Earlier this month (July) the company rolled out a plug-and-play game platform for connected TVs that games from overseas developers, including EA, Gameloft, and Glue Mogile, are available.

Alibaba now also owns UC Web’s gaming business, since it has fully acquired the Chinese mobile browser and mobile service developer.

To Combat Tencent in Gaming

In October 2013, Jack Ma told a small group of journalists that Alibaba would compete head-to-head in gaming with Tencent, the Chinese social giant who has been making a majority of its revenues from online games, according to a Weibo (a Chinese micro-blogging service) post by Liu Jiang, chief editor of CSDN. That’s a couple of months after Tencent’s WeChat, the most popular messaging app in China, became able to accept mobile payments and added mobile games.

Tech industry, including China’s, changed too fast. After kicking eBay out of China and Taobao became the largest online marketplace in China, Jack Ma said their competitors were too far behind that he couldn’t see them even with a telescope. Alibaba couldn’t foresee back then that Tencent, an instant messaging software provider who had begun making revenues from virtual items and online games not long ago, would become its direct competitor in online payment and e-commerce/online-to-offline commerce several years later with a mobile messaging app.

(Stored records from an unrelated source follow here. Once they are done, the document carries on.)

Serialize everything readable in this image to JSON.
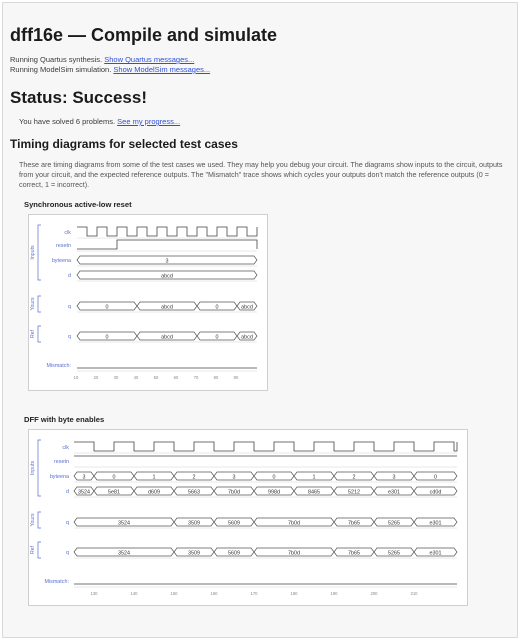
{
  "page_title": "dff16e — Compile and simulate",
  "synthesis": {
    "text": "Running Quartus synthesis.",
    "link": "Show Quartus messages..."
  },
  "simulation": {
    "text": "Running ModelSim simulation.",
    "link": "Show ModelSim messages..."
  },
  "status": "Status: Success!",
  "solved": {
    "text": "You have solved 6 problems.",
    "link": "See my progress..."
  },
  "timing_heading": "Timing diagrams for selected test cases",
  "timing_description": "These are timing diagrams from some of the test cases we used. They may help you debug your circuit. The diagrams show inputs to the circuit, outputs from your circuit, and the expected reference outputs. The \"Mismatch\" trace shows which cycles your outputs don't match the reference outputs (0 = correct, 1 = incorrect).",
  "group_labels": {
    "inputs": "Inputs",
    "yours": "Yours",
    "ref": "Ref"
  },
  "mismatch_label": "Mismatch:",
  "diagram1": {
    "title": "Synchronous active-low reset",
    "signals": {
      "clk": "clk",
      "resetn": "resetn",
      "byteena": "byteena",
      "d": "d",
      "q_yours": "q",
      "q_ref": "q"
    },
    "byteena_value": "3",
    "d_value": "abcd",
    "q_yours_values": [
      "0",
      "abcd",
      "0",
      "abcd"
    ],
    "q_ref_values": [
      "0",
      "abcd",
      "0",
      "abcd"
    ],
    "axis_ticks": [
      "10",
      "20",
      "30",
      "40",
      "50",
      "60",
      "70",
      "80",
      "90"
    ]
  },
  "diagram2": {
    "title": "DFF with byte enables",
    "signals": {
      "clk": "clk",
      "resetn": "resetn",
      "byteena": "byteena",
      "d": "d",
      "q_yours": "q",
      "q_ref": "q"
    },
    "byteena_values": [
      "3",
      "0",
      "1",
      "2",
      "3",
      "0",
      "1",
      "2",
      "3",
      "0"
    ],
    "d_values": [
      "3524",
      "5e81",
      "d609",
      "5663",
      "7b0d",
      "998d",
      "8465",
      "5212",
      "e301",
      "cd0d"
    ],
    "q_yours_values": [
      "3524",
      "3509",
      "5609",
      "7b0d",
      "7b65",
      "5265",
      "e301"
    ],
    "q_ref_values": [
      "3524",
      "3509",
      "5609",
      "7b0d",
      "7b65",
      "5265",
      "e301"
    ],
    "axis_ticks": [
      "130",
      "140",
      "150",
      "160",
      "170",
      "180",
      "190",
      "200",
      "210"
    ]
  }
}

Alibaba poached Liu Chunning, former senior exec at Tencent, to take charge of its mobile gaming business. When launching the mobile gaming platform in January, Mr. Liu said that Alibaba would take smaller a revenue share than Tencent.

To fight against Tencent, Alibaba made moves in mobile messaging that revamped the one the company developed in 2011 and invested US$280 million in US messaging app Tango earlier this year.